# corruption perceptions index.

The Corruption Perceptions Index (CPI) is a rough metric for political and corporate corruption created by Transparency International (TI), a German anti-corruption NGO Each year, TI releases a score ranging from 0 to 100 for each country. Low scores correspond to high levels of corruption, and vice versa. Corruption is broadly defined as misuse of public power for private gain.

Scores are derived from between 3 to 11 external reports or surveys that provide some measurement for corruption. They are calculated as follows:

Each source is then standardised to be compatible with other available sources, for aggregation to the CPI scale. The standardisation converts all the data sources to a scale of 0-100 where a 0 = highest level of perceived corruption, and 100 = lowest level of perceived corruption.

Any source that is scaled such that lower scores represent lower levels of corruption must first be reversed. This is done by multiplying every score in the data set by -1.

Every score is then standardised (to a z score) by subtracting the mean of the data and dividing by the standard deviation. This results in a data set centred around 0 and with a standard deviation of 1.

For these z scores to be comparable between data sets, we must define the mean and standard deviation parameters as global parameters. Therefore where a data set covers a limited range of countries, we impute scores for all those countries that are missing in the respective data set. We impute missing values for missing countries in each data set using the statistical software package STATA and, more specifically, the programme’s impute command. This command regresses each data set against the CPI data sources that are at least 50% complete to estimate values for each country that is missing data in each individual data set. This is with the exception of the Bertelsmann Foundation’s Transformation Index data, which is not used for the imputation of the Bertelsmann Foundation’s Sustainable Governance Indicators because there is no overlap in country coverage of these two data sources. The mean and standard deviation for the data set is calculated as an average of the complete data sets and is used as the parameter to standardise the raw data. Importantly, the complete data set with imputed values is used only to generate these parameters and the imputed values themselves are not used as source data for CPI country scores.

Critically, the z scores are calculated using the mean and standard deviation parameters from the imputed 2012 scores. This is so that 2012 is effectively the baseline year for the data and the rescaled scores can be comparable year on year. When new sources enter the index, in order to appropriately reflect changes over time, the rescaling calculation will allow for these to be consistent with 2012 baseline parameters.

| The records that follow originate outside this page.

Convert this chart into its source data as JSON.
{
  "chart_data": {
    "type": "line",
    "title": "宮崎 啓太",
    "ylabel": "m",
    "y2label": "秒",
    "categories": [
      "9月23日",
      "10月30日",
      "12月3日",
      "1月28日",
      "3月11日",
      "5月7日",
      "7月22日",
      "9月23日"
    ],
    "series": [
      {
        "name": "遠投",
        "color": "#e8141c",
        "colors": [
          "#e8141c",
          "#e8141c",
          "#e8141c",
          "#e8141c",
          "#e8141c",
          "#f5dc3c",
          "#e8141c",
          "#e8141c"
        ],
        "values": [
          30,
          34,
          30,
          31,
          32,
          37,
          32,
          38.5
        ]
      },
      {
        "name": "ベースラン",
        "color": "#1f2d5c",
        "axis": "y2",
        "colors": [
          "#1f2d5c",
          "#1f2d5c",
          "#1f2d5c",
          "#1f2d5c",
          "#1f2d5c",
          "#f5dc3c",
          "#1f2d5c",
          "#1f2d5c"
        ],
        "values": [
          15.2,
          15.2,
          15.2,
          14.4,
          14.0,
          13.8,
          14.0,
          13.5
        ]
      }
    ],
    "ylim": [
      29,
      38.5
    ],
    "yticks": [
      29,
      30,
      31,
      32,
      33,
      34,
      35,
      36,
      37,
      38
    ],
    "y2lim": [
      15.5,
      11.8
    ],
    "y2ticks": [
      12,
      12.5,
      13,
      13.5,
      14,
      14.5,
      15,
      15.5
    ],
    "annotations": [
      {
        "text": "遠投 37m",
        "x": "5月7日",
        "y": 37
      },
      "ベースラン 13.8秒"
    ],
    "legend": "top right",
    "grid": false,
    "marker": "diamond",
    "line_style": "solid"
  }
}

This is done by first estimating if there has been a global change in the mean and standard deviation since 2012, and then using these new values, which may have deviated from 50 and 20 to rescale the new data set.

The z scores are then rescaled to fit the CPI scale between 0-100. This uses a simple rescaling formula, which sets the mean value of the standardised dataset to approximately 45, and the standard deviation of approximately 20. Any score which exceeds the 0 to 100 boundaries will be capped.

Basically, all external scores are normalized to a mean of 0 and standard deviation of 1, and then they are rescaled to a mean of 45 and standard deviation of 20. The normalized scores for each country are averaged, and the result is the Corruption Perception Index. Look at the figure below to visualize this. The mean of all countries’ CPI for each year is ~45 and standard deviation (the area colored above and below the line) is ~20.

This only applies to reports from 2012 and after. Previous years (1995-2011) used a different normalization scheme. Data from the two groups are not comparable. See below for a time-series for the mean and standard deviation for all countries each year.

By no means is the CPI a rigorous measurement. Of course, any measure of corruption is inherently not rigorous because corruption happens clandestinely. Still, the fact that not every external measure covers all countries and that each country gets different numbers of measurements from different sources undoubtedly skews normalizations.

Also, the normalization step renders changes in CPI scores for each country over time somewhat meaningless. For example, if Denmark maintains is lack of corruption while many corrupt countries become less corrupt, Denmark’s CPI will decrease because the globally elevated corruption scores will reduce the distance it is from the global mean. Another scenario, that the corrupt nations maintain their levels of corruption while Denmark becomes more corrupt, fits the same data. That is very problematic, and it can only be addressed by going though the original raw scores from each source.

And, for the conspiratorially-minded, Transparency International is by no means an organization exempt from pressures from powerful governments.

Still, it’s worth noting some patterns in the data.

For the dataset from 1998-2011, plotted above, the distribution of CPI values becomes more skewed over time toward the largest peak. The smaller peak corresponding to higher CPIs shrinks over time. Questions of whether some countries are overall becoming more or less corrupt cannot be answered by the distribution, but it does establish that countries became more similarly corrupt.

On inspection, changes in CPI distributions from 2012 to 2015 (plotted above) are not apparent.